Trade of hydrogen between countries will be carried out in the form of ammonia, liquid hydrogen, LOHC, etc., taking into account the renewable energy resources of the exporting country and the hydrogen usage type and technological maturity of the importing country, and will not be traded in only one form. Therefore, in this article, the key technology or potential demand technology are listed.

  1. (1)

    Development of efficient insulation system.

    • For type C tank, vacuum and MLI/glass bubble insulation technology need to develop application technology.

    • For Membrane tank, IBS vacuum maintenance and VIP aging technology research are required.

  2. (2)

    Development of an efficient hydrogen BOG treatment system and propulsion system are needed.

    • Large-capacity fuel cell (PEM or SOFC) needs to be developed.

    • Hydrogen BOG dilution emission method needs further verification and inspection.

  3. (3)

    Considering the low density of liquefied hydrogen, stability, propeller immersion, draft changes (cargo loading/unloading), etc., it is necessary to optimize the linear design of the hull.
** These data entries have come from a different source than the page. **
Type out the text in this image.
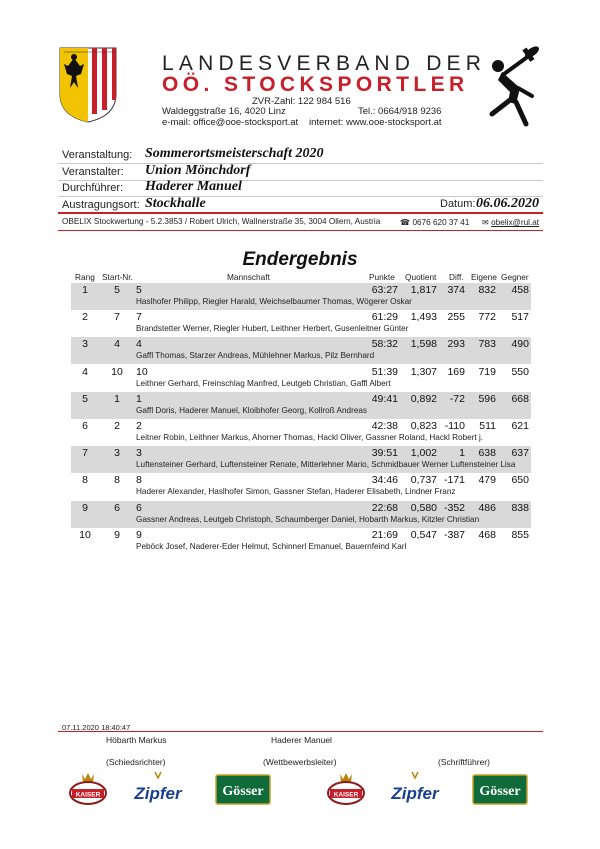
LANDESVERBAND DER
OÖ. STOCKSPORTLER
ZVR-Zahl: 122 984 516
Waldeggstraße 16, 4020 Linz	Tel.: 0664/918 9236
e-mail: office@ooe-stocksport.at internet: www.ooe-stocksport.at
Veranstaltung: Sommerortsmeisterschaft 2020
Veranstalter: Union Mönchdorf
Durchführer: Haderer Manuel
Austragungsort: Stockhalle	Datum: 06.06.2020
OBELIX Stockwertung - 5.2.3853 / Robert Ulrich, Wallnerstraße 35, 3004 Ollern, Austria ☎ 0676 620 37 41 ✉ obelix@rul.at
Endergebnis
Rang Start-Nr.	Mannschaft	Punkte Quotient Diff. Eigene Gegner
1	5	5	63:27	1,817 374	832	458
Haslhofer Philipp, Riegler Harald, Weichselbaumer Thomas, Wögerer Oskar
2	7	7	61:29	1,493 255	772	517
Brandstetter Werner, Riegler Hubert, Leithner Herbert, Gusenleitner Günter
3	4	4	58:32	1,598 293	783	490
Gaffl Thomas, Starzer Andreas, Mühlehner Markus, Pilz Bernhard
4	10	10	51:39	1,307 169	719	550
Leithner Gerhard, Freinschlag Manfred, Leutgeb Christian, Gaffl Albert
5	1	1	49:41	0,892	-72	596	668
Gaffl Doris, Haderer Manuel, Kloibhofer Georg, Kollroß Andreas
6	2	2	42:38	0,823 -110	511	621
Leitner Robin, Leithner Markus, Ahorner Thomas, Hackl Oliver, Gassner Roland, Hackl Robert j.
7	3	3	39:51	1,002	1	638	637
Luftensteiner Gerhard, Luftensteiner Renate, Mitterlehner Mario, Schmidbauer Werner Luftensteiner Lisa
8	8	8	34:46	0,737 -171	479	650
Haderer Alexander, Haslhofer Simon, Gassner Stefan, Haderer Elisabeth, Lindner Franz
9	6	6	22:68	0,580 -352	486	838
Gassner Andreas, Leutgeb Christoph, Schaumberger Daniel, Hobarth Markus, Kitzler Christian
10	9	9	21:69	0,547 -387	468	855
Peböck Josef, Naderer-Eder Helmut, Schinnerl Emanuel, Bauernfeind Karl
07.11.2020 18:40:47
Höbarth Markus	Haderer Manuel
(Schiedsrichter)	(Wettbewerbsleiter)	(Schriftführer)
KAISER Zipfer	Gösser	KAISER Zipfer	Gösser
At the beginning of the introduction of liquid hydrogen carriers, about 20,000–40,000 m3 capacity liquid hydrogen carriers equipped with type C tanks with relatively low technical hurdles are suitable, and in the long term it is considered necessary to develop membrane-type liquid hydrogen carriers. In order to succeed in the commercialization of liquefied hydrogen carriers, the reliability and safety of the technology have to be ensured, and there are still technical challenges to be overcome. It is expected that domestic shipyards will successfully enter into the technology of liquefied hydrogen carriers by utilizing their know-how in developing LNG carriers, which is their strength, and that liquefied hydrogen will play an important role in the hydrogen supply chain.